Ya bisa! Sebab, pangeran yang satu ini nih punya cara pandang yang tidak sama dengan pangeran-pangeran lainnya. Sampai-sampai ingin banget mencopot gelar kebangsawanannya, gara-gara ia menyaksikan ketidakberesan di antara kerabat Keraton Mataram. Selain itu, dia juga dikenal sebagai seorang pangeran yang suka tirakat.
Gaya hidup sang pangeran juga sangat jauh dari kesan bangsawan pada umumnya. Ia tidak suka dengan kemewahaan dan kewibawaan yang artifisial. Ia malah nyaman-nyaman saja hidup bersama rakyat biasa. Bahkan, mau memeras keringat dan membanting tulang demi mendapatkan sesuatu. Ia memilih hidup sebagai rakyat biasa daripada menjadi bagian dari kerabat Keraton Mataram yang dipenuhi kepalsuan.

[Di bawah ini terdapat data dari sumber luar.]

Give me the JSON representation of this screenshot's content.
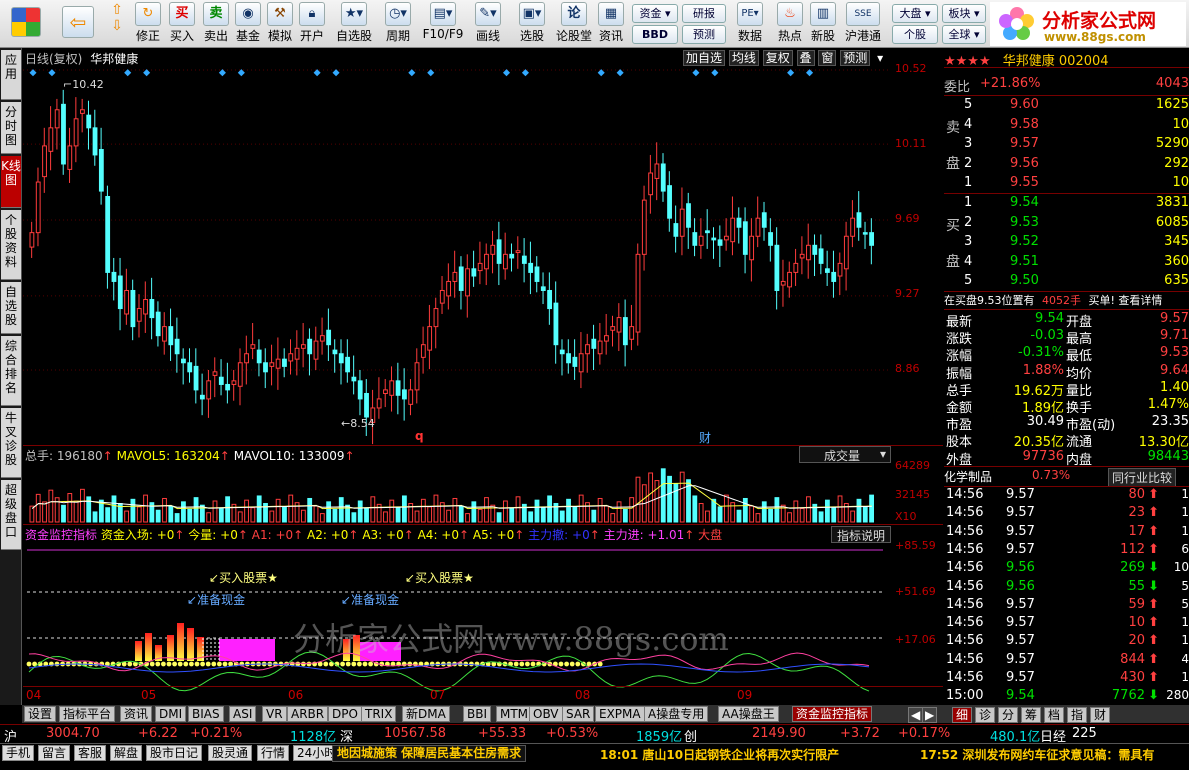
{
  "toolbar": {
    "buy": "买入",
    "sell": "卖出",
    "fund": "基金",
    "simulate": "模拟",
    "open_account": "开户",
    "fix": "修正",
    "watchlist": "自选股",
    "period": "周期",
    "f10": "F10/F9",
    "draw": "画线",
    "stock_pick": "选股",
    "forum": "论股堂",
    "info": "资讯",
    "funds_btn": "资金",
    "bbd": "BBD",
    "research": "研报",
    "forecast": "预测",
    "data": "数据",
    "hot": "热点",
    "new_stock": "新股",
    "hk_connect": "沪港通",
    "market_big": "大盘",
    "individual": "个股",
    "sector": "板块",
    "global": "全球",
    "logo_title": "分析家公式网",
    "logo_url": "www.88gs.com"
  },
  "left_tabs": [
    "应用",
    "分时图",
    "K线图",
    "个股资料",
    "自选股",
    "综合排名",
    "牛叉诊股",
    "超级盘口"
  ],
  "chart": {
    "kline_label": "日线(复权)",
    "stock_name": "华邦健康",
    "buttons": [
      "加自选",
      "均线",
      "复权",
      "叠",
      "窗",
      "预测"
    ],
    "high_label": "10.42",
    "low_label": "8.54",
    "price_axis": [
      "10.52",
      "10.11",
      "9.69",
      "9.27",
      "8.86"
    ],
    "marker_q": "q",
    "marker_cai": "财",
    "vol_title": "总手: 196180",
    "vol_ma5": "MAVOL5: 163204",
    "vol_ma10": "MAVOL10: 133009",
    "vol_selector": "成交量",
    "vol_axis": [
      "64289",
      "32145",
      "X10"
    ],
    "ind_title": "资金监控指标",
    "ind_entry": "资金入场: +0",
    "ind_today": "今量: +0",
    "ind_a1": "A1: +0",
    "ind_a2": "A2: +0",
    "ind_a3": "A3: +0",
    "ind_a4": "A4: +0",
    "ind_a5": "A5: +0",
    "ind_main_out": "主力撤: +0",
    "ind_main_in": "主力进: +1.01",
    "ind_big": "大盘",
    "ind_explain": "指标说明",
    "ind_axis": [
      "+85.59",
      "+51.69",
      "+17.06"
    ],
    "ann_buy1": "买入股票★",
    "ann_buy2": "买入股票★",
    "ann_cash1": "准备现金",
    "ann_cash2": "准备现金",
    "watermark": "分析家公式网www.88gs.com",
    "months": [
      "04",
      "05",
      "06",
      "07",
      "08",
      "09"
    ]
  },
  "right": {
    "header": "华邦健康 002004",
    "weibi_label": "委比",
    "weibi_value": "+21.86%",
    "weibi_extra": "4043",
    "sell_label": "卖盘",
    "buy_label": "买盘",
    "sell_levels": [
      {
        "n": "5",
        "price": "9.60",
        "vol": "1625"
      },
      {
        "n": "4",
        "price": "9.58",
        "vol": "10"
      },
      {
        "n": "3",
        "price": "9.57",
        "vol": "5290"
      },
      {
        "n": "2",
        "price": "9.56",
        "vol": "292"
      },
      {
        "n": "1",
        "price": "9.55",
        "vol": "10"
      }
    ],
    "buy_levels": [
      {
        "n": "1",
        "price": "9.54",
        "vol": "3831"
      },
      {
        "n": "2",
        "price": "9.53",
        "vol": "6085"
      },
      {
        "n": "3",
        "price": "9.52",
        "vol": "345"
      },
      {
        "n": "4",
        "price": "9.51",
        "vol": "360"
      },
      {
        "n": "5",
        "price": "9.50",
        "vol": "635"
      }
    ],
    "order_info": "在买盘9.53位置有",
    "order_vol": "4052手",
    "order_action": "买单! 查看详情",
    "stats": [
      {
        "l1": "最新",
        "v1": "9.54",
        "l2": "开盘",
        "v2": "9.57"
      },
      {
        "l1": "涨跌",
        "v1": "-0.03",
        "l2": "最高",
        "v2": "9.71"
      },
      {
        "l1": "涨幅",
        "v1": "-0.31%",
        "l2": "最低",
        "v2": "9.53"
      },
      {
        "l1": "振幅",
        "v1": "1.88%",
        "l2": "均价",
        "v2": "9.64"
      },
      {
        "l1": "总手",
        "v1": "19.62万",
        "l2": "量比",
        "v2": "1.40"
      },
      {
        "l1": "金额",
        "v1": "1.89亿",
        "l2": "换手",
        "v2": "1.47%"
      },
      {
        "l1": "市盈",
        "v1": "30.49",
        "l2": "市盈(动)",
        "v2": "23.35"
      },
      {
        "l1": "股本",
        "v1": "20.35亿",
        "l2": "流通",
        "v2": "13.30亿"
      },
      {
        "l1": "外盘",
        "v1": "97736",
        "l2": "内盘",
        "v2": "98443"
      }
    ],
    "industry": "化学制品",
    "industry_pct": "0.73%",
    "industry_cmp": "同行业比较",
    "ticks": [
      {
        "t": "14:56",
        "p": "9.57",
        "v": "80",
        "d": "up",
        "e": "1"
      },
      {
        "t": "14:56",
        "p": "9.57",
        "v": "23",
        "d": "up",
        "e": "1"
      },
      {
        "t": "14:56",
        "p": "9.57",
        "v": "17",
        "d": "up",
        "e": "1"
      },
      {
        "t": "14:56",
        "p": "9.57",
        "v": "112",
        "d": "up",
        "e": "6"
      },
      {
        "t": "14:56",
        "p": "9.56",
        "v": "269",
        "d": "down",
        "e": "10"
      },
      {
        "t": "14:56",
        "p": "9.56",
        "v": "55",
        "d": "down",
        "e": "5"
      },
      {
        "t": "14:56",
        "p": "9.57",
        "v": "59",
        "d": "up",
        "e": "5"
      },
      {
        "t": "14:56",
        "p": "9.57",
        "v": "10",
        "d": "up",
        "e": "1"
      },
      {
        "t": "14:56",
        "p": "9.57",
        "v": "20",
        "d": "up",
        "e": "1"
      },
      {
        "t": "14:56",
        "p": "9.57",
        "v": "844",
        "d": "up",
        "e": "4"
      },
      {
        "t": "14:56",
        "p": "9.57",
        "v": "430",
        "d": "up",
        "e": "1"
      },
      {
        "t": "15:00",
        "p": "9.54",
        "v": "7762",
        "d": "down",
        "e": "280"
      }
    ],
    "bottom_tabs": [
      "细",
      "诊",
      "分",
      "筹",
      "档",
      "指",
      "财"
    ]
  },
  "bottom_tabs": [
    "设置",
    "指标平台",
    "资讯",
    "DMI",
    "BIAS",
    "ASI",
    "VR",
    "ARBR",
    "DPO",
    "TRIX",
    "新DMA",
    "BBI",
    "MTM",
    "OBV",
    "SAR",
    "EXPMA",
    "A操盘专用",
    "AA操盘王",
    "资金监控指标"
  ],
  "index_bar": {
    "sh": "沪",
    "sh_val": "3004.70",
    "sh_chg": "+6.22",
    "sh_pct": "+0.21%",
    "sh_amt": "1128亿",
    "sz": "深",
    "sz_val": "10567.58",
    "sz_chg": "+55.33",
    "sz_pct": "+0.53%",
    "sz_amt": "1859亿",
    "cy": "创",
    "cy_val": "2149.90",
    "cy_chg": "+3.72",
    "cy_pct": "+0.17%",
    "cy_amt": "480.1亿",
    "rj": "日经",
    "rj_val": "225"
  },
  "status": {
    "items": [
      "手机",
      "留言",
      "客服",
      "解盘",
      "股市日记",
      "股灵通",
      "行情",
      "24小时滚动"
    ],
    "news1": "地因城施策 保障居民基本住房需求",
    "news2": "18:01 唐山10日起钢铁企业将再次实行限产",
    "news3": "17:52 深圳发布网约车征求意见稿：需具有"
  },
  "chart_data": {
    "type": "candlestick",
    "title": "华邦健康 日线(复权)",
    "y_ticks": [
      10.52,
      10.11,
      9.69,
      9.27,
      8.86
    ],
    "ylim": [
      8.45,
      10.6
    ],
    "x_ticks": [
      "04",
      "05",
      "06",
      "07",
      "08",
      "09"
    ],
    "high": 10.42,
    "low": 8.54,
    "close_series": [
      9.62,
      9.9,
      10.1,
      10.2,
      10.3,
      10.0,
      10.1,
      10.25,
      10.3,
      10.2,
      10.05,
      9.85,
      9.4,
      9.35,
      9.2,
      9.3,
      9.1,
      9.2,
      9.25,
      9.15,
      9.05,
      9.1,
      9.0,
      8.95,
      8.9,
      8.85,
      8.75,
      8.7,
      8.8,
      8.85,
      8.78,
      8.75,
      8.8,
      8.9,
      8.95,
      9.0,
      8.9,
      8.85,
      8.9,
      8.92,
      8.88,
      8.95,
      8.98,
      9.0,
      8.95,
      9.02,
      9.05,
      9.0,
      8.95,
      8.9,
      8.85,
      8.8,
      8.7,
      8.6,
      8.65,
      8.7,
      8.75,
      8.8,
      8.72,
      8.7,
      8.75,
      8.9,
      9.0,
      9.1,
      9.2,
      9.3,
      9.35,
      9.4,
      9.3,
      9.42,
      9.38,
      9.45,
      9.5,
      9.55,
      9.45,
      9.5,
      9.48,
      9.52,
      9.45,
      9.4,
      9.35,
      9.3,
      9.2,
      9.0,
      8.95,
      8.9,
      8.88,
      8.95,
      9.0,
      8.98,
      9.02,
      9.05,
      9.1,
      9.15,
      9.0,
      9.1,
      9.5,
      9.8,
      9.95,
      10.0,
      9.85,
      9.7,
      9.6,
      9.75,
      9.65,
      9.55,
      9.6,
      9.62,
      9.58,
      9.55,
      9.6,
      9.7,
      9.65,
      9.5,
      9.6,
      9.7,
      9.65,
      9.55,
      9.3,
      9.35,
      9.4,
      9.45,
      9.5,
      9.55,
      9.5,
      9.45,
      9.4,
      9.35,
      9.45,
      9.6,
      9.7,
      9.65,
      9.62,
      9.55
    ],
    "volume_axis": [
      64289,
      32145
    ],
    "mavol5": 163204,
    "mavol10": 133009,
    "total_volume": 196180
  }
}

Julukannya Adalah Sang Matahari dari Mataram
Saat keinginannya untuk membredel gelar kebangsawanan dari namanya memuncak, sang ayah, yang tidak lain adalah Sri Sultan Hamengkubowono VII, malah menyematkan nama julukan lengkap dengan gelarnya. Sosok pangeran yang haus akan ilmu pengetahuan ini dipandang Sri Sultan Hamengkubuwono VII sebagai sosok yang mampu menerangi kegelapan Mataram. Maka, dijulukilah pangeran ini dengan nama Sang Matahari dari Mataram, dalam bahasa Jawa.
Tak ayal jika seorang Soekarno, Presiden pertama RI yang sekaligus Proklamator bangsa Indonesia, menjadikan ia sebagai sosok inspiratif. Malahan, sempat pula Soekarno belajar kepadanya. Sampai-sampai menjejerkan nama beliau dalam deretan nama-nama gurunya.
Nah, sampai di sini, pasti kamu sudah mengetahui, siapa sosok yang dimaksud. Yup! Tidak salah! Dia adalah Ki Ageng Suryomentaram. Lalu, apa saja sih jasa beliau sampai-sampai kita perlu mengenangnya? Ini nih jasa-jasa beliau!
Di Bidang Pendidikan
Jasanya di dunia pendidikan tak diragukan lagi. Apalagi saat ia berhasil membangun Taman Siswa bersama Ki Hajar Dewantara. Dua sahabat ini tergolong sosok yang memiliki kepedulian tinggi terhadap nasib bangsanya. Maka, tidak heran jika dalam perjalanannya, mereka merumuskan sendi-sendi kebudayaan yang kemudian juga dituangkan dalam upaya membangun kebudayaan itu melalui pendidikan.
Salah satu karya beliau yang paling fenomenal dalam dunia pendidikan adalah sebuah buku filsafat berjudul Kawruh Jiwa. Buku karangannya itu mengulas tentang jati diri manusia hingga perilaku ideal seorang manusia di dalam menjalani kehidupan. Bahkan, karena pemikirannya yang tergolong unik, membuatnya kerap diundang untuk memberi ceramah di berbagai tempat.
Melalui Kawruh Jiwa yang dikarangnya itu pula, lantas ia mendirikan Taman Siswa bersama Ki Hajar Dewantara. Ia juga didaulat menjadi pendidik di Taman Siswa. Di tempat ini, ia diberi tugas untuk membimbing para orangtua.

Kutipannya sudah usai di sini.